Pourtant, le discours qui consiste à marteler « qu’en Silicon Valley, tout est mieux » repose sur des croyances fausses. En tant que start-up early stage française, lever des fonds est probablement une ambition plus facile à réaliser en France qu’à San Francisco. Il y a en effet peut-être 15 fois plus d’argent en Silicon Valley pour soutenir des projets en phase d’amorçage mais il y a probablement 100 fois plus de concurrence tant la scène entrepreneuriale y est internationale.
En revanche, développer un sens de l’optimisme, tout comme un sens de l’ambition ainsi qu’une culture du partage de l’information - en opposition au travail en silos - font partie des axes d’amélioration de l’entrepreneuriat français.
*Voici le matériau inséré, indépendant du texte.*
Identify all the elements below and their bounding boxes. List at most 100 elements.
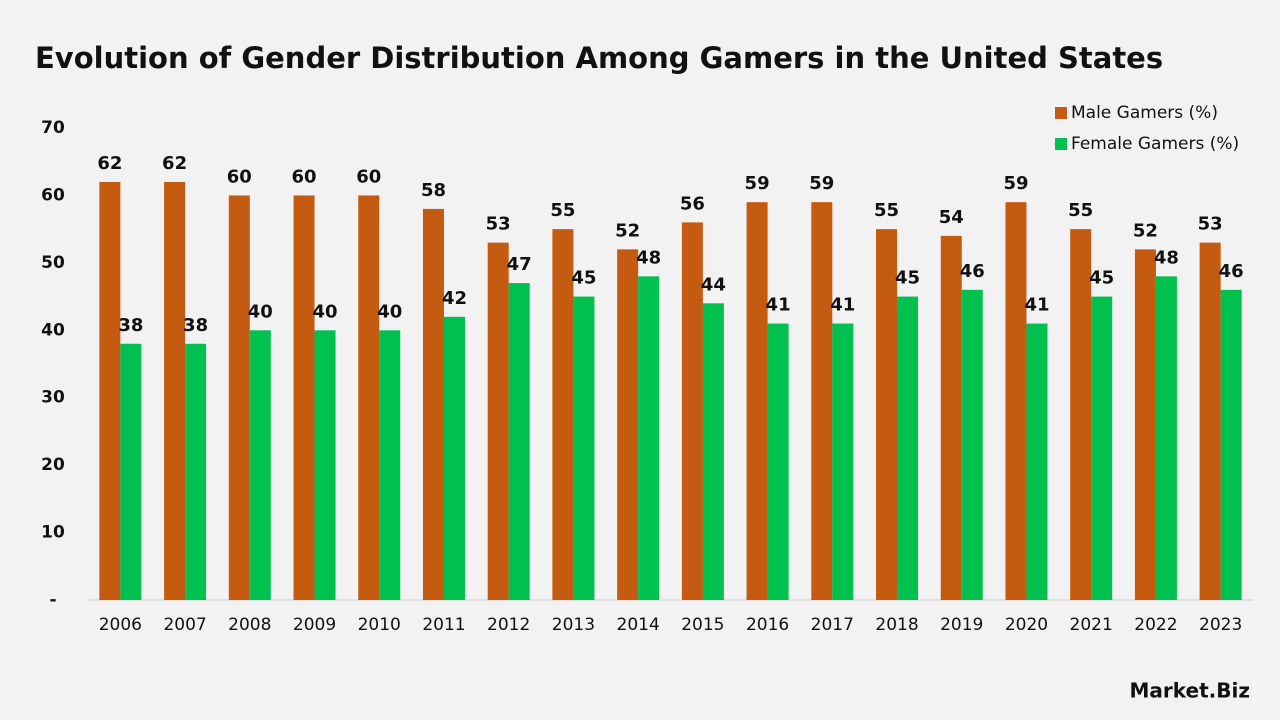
bar (876, 229, 898, 600)
bar (1070, 229, 1092, 600)
value-label: 46 (960, 261, 985, 282)
value-label: 45 (571, 268, 596, 289)
x-tick-label: 2011 (422, 615, 465, 635)
x-tick-label: 2023 (1199, 615, 1242, 635)
bar (1091, 296, 1113, 600)
bar (185, 343, 207, 600)
x-tick-label: 2021 (1070, 615, 1113, 635)
value-label: 40 (312, 301, 337, 322)
x-tick-label: 2018 (875, 615, 918, 635)
value-label: 47 (507, 254, 532, 275)
value-label: 55 (874, 200, 899, 221)
x-tick-label: 2019 (940, 615, 983, 635)
value-label: 60 (291, 166, 316, 187)
y-tick-label: 30 (41, 388, 65, 408)
bar (249, 330, 271, 600)
x-tick-label: 2012 (487, 615, 530, 635)
value-label: 52 (615, 220, 640, 241)
bar (422, 208, 444, 600)
bar (573, 296, 595, 600)
x-tick-label: 2022 (1134, 615, 1177, 635)
x-tick-label: 2009 (293, 615, 336, 635)
y-tick-label: 40 (41, 320, 65, 340)
value-label: 40 (248, 301, 273, 322)
bar (1199, 242, 1221, 600)
legend-label: Male Gamers (%) (1071, 103, 1218, 123)
value-label: 59 (1003, 173, 1028, 194)
bar (897, 296, 919, 600)
bar (293, 195, 315, 600)
bar (358, 195, 380, 600)
bar (940, 235, 962, 600)
y-tick-label: 10 (41, 523, 65, 543)
bar (1155, 276, 1177, 600)
x-tick-label: 2013 (552, 615, 595, 635)
bar (99, 181, 121, 600)
value-label: 52 (1133, 220, 1158, 241)
bar (1005, 202, 1027, 600)
x-tick-label: 2020 (1005, 615, 1048, 635)
legend-swatch (1055, 138, 1067, 150)
bar (487, 242, 509, 600)
x-tick-label: 2006 (99, 615, 142, 635)
value-label: 41 (766, 295, 791, 316)
bar (314, 330, 336, 600)
value-label: 45 (895, 268, 920, 289)
value-label: 38 (183, 315, 208, 336)
value-label: 60 (227, 166, 252, 187)
bar (681, 222, 703, 600)
bar (832, 323, 854, 600)
y-tick-label: 60 (41, 185, 65, 205)
y-tick-label: 70 (41, 118, 65, 138)
legend-label: Female Gamers (%) (1071, 134, 1239, 154)
x-tick-label: 2015 (681, 615, 724, 635)
value-label: 44 (701, 274, 726, 295)
bar (961, 289, 983, 600)
value-label: 53 (486, 214, 511, 235)
value-label: 55 (1068, 200, 1093, 221)
value-label: 48 (1154, 247, 1179, 268)
value-label: 41 (1024, 295, 1049, 316)
x-tick-label: 2014 (617, 615, 660, 635)
y-tick-label: - (49, 590, 56, 610)
value-label: 42 (442, 288, 467, 309)
bar (508, 283, 530, 600)
y-tick-label: 20 (41, 455, 65, 475)
value-label: 41 (830, 295, 855, 316)
value-label: 59 (809, 173, 834, 194)
value-label: 60 (356, 166, 381, 187)
value-label: 46 (1219, 261, 1244, 282)
value-label: 53 (1198, 214, 1223, 235)
y-tick-label: 50 (41, 253, 65, 273)
value-label: 56 (680, 193, 705, 214)
x-tick-label: 2010 (358, 615, 401, 635)
bar (379, 330, 401, 600)
bar (1026, 323, 1048, 600)
value-label: 38 (118, 315, 143, 336)
value-label: 45 (1089, 268, 1114, 289)
value-label: 48 (636, 247, 661, 268)
x-tick-label: 2016 (746, 615, 789, 635)
bar (767, 323, 789, 600)
legend-swatch (1055, 107, 1067, 119)
bar (164, 181, 186, 600)
logo: Market.Biz (1130, 679, 1251, 703)
x-tick-label: 2017 (811, 615, 854, 635)
bar (617, 249, 639, 600)
bar (443, 316, 465, 600)
bar (1134, 249, 1156, 600)
bar (552, 229, 574, 600)
x-tick-label: 2007 (163, 615, 206, 635)
value-label: 62 (162, 153, 187, 174)
bar (746, 202, 768, 600)
x-tick-label: 2008 (228, 615, 271, 635)
chart-title: Evolution of Gender Distribution Among G… (35, 41, 1163, 75)
value-label: 54 (939, 207, 964, 228)
bar (120, 343, 142, 600)
bar (702, 303, 724, 600)
value-label: 59 (745, 173, 770, 194)
bar (1220, 289, 1242, 600)
bar (228, 195, 250, 600)
value-label: 40 (377, 301, 402, 322)
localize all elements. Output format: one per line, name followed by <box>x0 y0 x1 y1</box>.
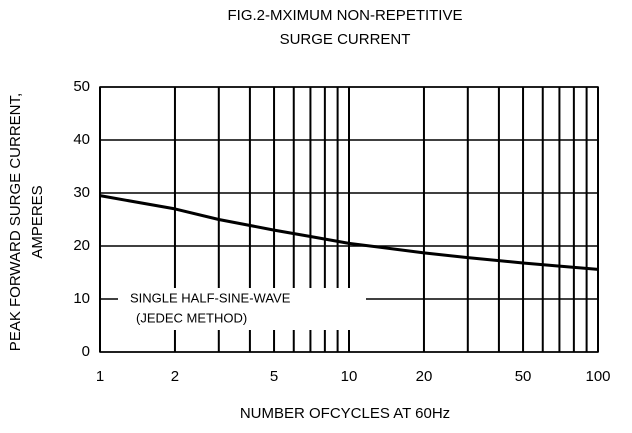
x-tick-label: 50 <box>515 368 532 385</box>
chart-title: SURGE CURRENT <box>280 31 411 48</box>
annotation: (JEDEC METHOD) <box>136 310 247 325</box>
chart-title: FIG.2-MXIMUM NON-REPETITIVE <box>227 7 462 24</box>
x-tick-label: 20 <box>416 368 433 385</box>
y-tick-label: 20 <box>73 237 90 254</box>
curve <box>99 194 599 271</box>
annotation-background <box>118 288 366 330</box>
x-axis-label: NUMBER OFCYCLES AT 60Hz <box>240 405 450 422</box>
y-tick-label: 10 <box>73 290 90 307</box>
annotation: SINGLE HALF-SINE-WAVE <box>130 290 291 305</box>
y-tick-label: 40 <box>73 131 90 148</box>
x-tick-label: 5 <box>270 368 278 385</box>
y-tick-label: 30 <box>73 184 90 201</box>
x-tick-label: 1 <box>96 368 104 385</box>
y-axis-label: PEAK FORWARD SURGE CURRENT, <box>7 93 24 351</box>
y-axis-label: AMPERES <box>29 185 46 258</box>
plot-frame <box>99 86 599 353</box>
y-tick-label: 0 <box>82 343 90 360</box>
x-tick-label: 100 <box>585 368 610 385</box>
y-tick-label: 50 <box>73 78 90 95</box>
x-tick-label: 10 <box>341 368 358 385</box>
x-tick-label: 2 <box>171 368 179 385</box>
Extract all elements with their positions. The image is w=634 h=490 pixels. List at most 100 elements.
De plus, parmi les VC, les start-ups françaises ont la réputation de concentrer leurs efforts sur l’élaboration d’un produit parfait en délaissant l’analyse de leur marché, ce que les start-ups américaines savent très bien faire. Si cette particularité n’est pas sans lien avec la qualité des ingénieurs formés en France, les entrepreneurs français devraient apprendre à mieux appréhender leur marché au sens large, à renforcer leurs stratégies go-to-market, à bien choisir leurs canaux de distribution et leur modèle économique.
« Développer un sens de l’optimisme, tout comme un sens de l’ambition ainsi qu’une culture du partage de l’information - en opposition au travail en silos - font partie des axes d’amélioration de l’entrepreneuriat français. »
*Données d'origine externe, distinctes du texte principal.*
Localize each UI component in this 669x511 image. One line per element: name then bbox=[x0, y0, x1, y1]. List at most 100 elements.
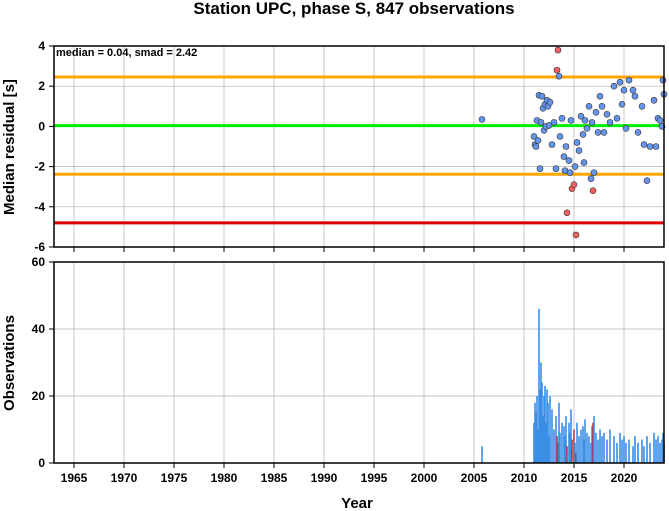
observation-bar bbox=[553, 429, 555, 463]
residual-y-tick-label: -4 bbox=[34, 200, 45, 214]
residual-point bbox=[659, 76, 667, 84]
residual-point bbox=[634, 129, 642, 136]
observation-bar bbox=[662, 432, 664, 463]
observations-panel: 0 20 40 60 1965 1970 1975 1980 1985 1990 1995 2000… bbox=[1, 247, 665, 511]
observation-bar bbox=[541, 382, 543, 463]
residual-point bbox=[650, 96, 658, 104]
observation-bar bbox=[623, 436, 625, 463]
observation-bar bbox=[542, 416, 544, 463]
observation-bar bbox=[569, 432, 571, 463]
residual-point bbox=[530, 133, 538, 140]
observation-bar bbox=[643, 446, 645, 463]
observation-bar bbox=[601, 436, 603, 463]
observation-bar bbox=[586, 432, 588, 463]
residual-point bbox=[613, 115, 621, 122]
residual-points bbox=[478, 46, 668, 239]
residual-y-ticks: 4 2 0 -2 -4 -6 bbox=[34, 39, 54, 254]
residual-point bbox=[555, 72, 563, 80]
residual-point bbox=[583, 125, 591, 132]
observation-bar bbox=[634, 436, 636, 463]
observation-bar bbox=[591, 426, 593, 463]
residual-point bbox=[596, 92, 604, 100]
observation-bar bbox=[588, 436, 590, 463]
observation-bar bbox=[632, 446, 634, 463]
residual-point bbox=[594, 129, 602, 136]
observation-bar bbox=[595, 432, 597, 463]
observation-bar bbox=[544, 385, 546, 463]
year-x-tick-label: 2000 bbox=[411, 471, 438, 485]
observation-bar bbox=[646, 436, 648, 463]
observation-bar bbox=[573, 429, 575, 463]
observation-bar bbox=[548, 436, 550, 463]
observation-bar bbox=[538, 308, 540, 463]
residual-point bbox=[575, 147, 583, 154]
residual-point bbox=[577, 113, 585, 120]
observation-bar bbox=[558, 402, 560, 463]
year-x-ticks: 1965 1970 1975 1980 1985 1990 1995 2000 2005 2010… bbox=[61, 247, 638, 485]
observation-bar bbox=[628, 439, 630, 463]
year-x-tick-label: 2020 bbox=[611, 471, 638, 485]
outlier-point bbox=[570, 181, 578, 188]
residual-y-tick-label: 4 bbox=[38, 39, 45, 53]
residual-point bbox=[592, 109, 600, 116]
residual-point bbox=[579, 131, 587, 138]
outlier-point bbox=[553, 66, 561, 74]
residual-point bbox=[580, 159, 588, 166]
observation-bar bbox=[565, 416, 567, 463]
observation-bar bbox=[575, 452, 577, 463]
residual-point bbox=[603, 111, 611, 118]
residual-y-tick-label: 2 bbox=[38, 79, 45, 93]
year-x-tick-label: 2010 bbox=[511, 471, 538, 485]
residual-point bbox=[585, 103, 593, 110]
observation-bar bbox=[533, 422, 535, 463]
observation-bar bbox=[641, 439, 643, 463]
observation-bar bbox=[557, 442, 559, 463]
observation-bar bbox=[561, 422, 563, 463]
observation-bar bbox=[606, 439, 608, 463]
observation-bar bbox=[582, 426, 584, 463]
observation-bar bbox=[545, 422, 547, 463]
residual-point bbox=[600, 129, 608, 136]
observation-bar bbox=[543, 396, 545, 463]
residual-point bbox=[610, 82, 618, 90]
residual-point bbox=[567, 117, 575, 124]
residual-point bbox=[638, 103, 646, 110]
residual-point bbox=[606, 119, 614, 126]
observation-bar bbox=[580, 429, 582, 463]
observations-y-tick-label: 20 bbox=[32, 389, 46, 403]
residual-point bbox=[550, 119, 558, 126]
observations-y-tick-label: 40 bbox=[32, 322, 46, 336]
observation-bar bbox=[613, 436, 615, 463]
observations-y-tick-label: 0 bbox=[38, 456, 45, 470]
median-smad-annotation: median = 0.04, smad = 2.42 bbox=[56, 47, 197, 59]
observations-y-tick-label: 60 bbox=[32, 255, 46, 269]
observations-grid bbox=[54, 261, 664, 464]
observation-bar bbox=[649, 442, 651, 463]
residual-point bbox=[566, 169, 574, 176]
observation-bar bbox=[549, 396, 551, 463]
reference-lines bbox=[54, 75, 664, 225]
residual-point bbox=[536, 165, 544, 172]
residual-point bbox=[616, 78, 624, 86]
residual-point bbox=[598, 103, 606, 110]
observations-panel-frame bbox=[53, 261, 665, 464]
residual-point bbox=[565, 157, 573, 164]
chart-title: Station UPC, phase S, 847 observations bbox=[193, 0, 514, 18]
residual-point bbox=[552, 165, 560, 172]
observation-bar bbox=[547, 402, 549, 463]
observation-bar bbox=[659, 442, 661, 463]
residual-point bbox=[631, 92, 639, 100]
observation-bar bbox=[551, 409, 553, 463]
observation-bar bbox=[555, 416, 557, 463]
observation-bar bbox=[566, 446, 568, 463]
residual-point bbox=[652, 143, 660, 150]
outlier-point bbox=[554, 46, 562, 54]
residual-point bbox=[558, 115, 566, 122]
observation-bar bbox=[564, 436, 566, 463]
residual-point bbox=[618, 100, 626, 108]
observation-bar bbox=[590, 442, 592, 463]
residual-point bbox=[620, 86, 628, 94]
observation-bar bbox=[570, 409, 572, 463]
residual-point bbox=[560, 153, 568, 160]
observation-bar bbox=[576, 422, 578, 463]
Là encore, ne serait-il pas question de « maturité du savoir-faire » dont on parlait plus haut ?
Nous commençons à voir émerger une génération d’entrepreneurs à succès expérimentés à l’exemple de Frédéric Mazzella. Toutefois, nous ne sommes qu’aux prémices du cumul de nos expériences entrepreneuriales. Un entrepreneur essuie des échecs, parfois des succès, qui sont autant de cycles. Or, au fil du temps, les entrepreneurs échangent entre eux - les jeunes entre eux puis les jeunes avec les moins jeunes. Ce qui donne naissance à un partage de connaissances et de bonnes pratiques fructueux.
Cependant, cela consiste en un processus de longue haleine. Un écosystème ne se crée pas du jour au lendemain ! Les entrepreneurs de la Silicon Valley en 1990 n’étaient d’ailleurs probablement pas aussi bons que l’est l’actuelle génération.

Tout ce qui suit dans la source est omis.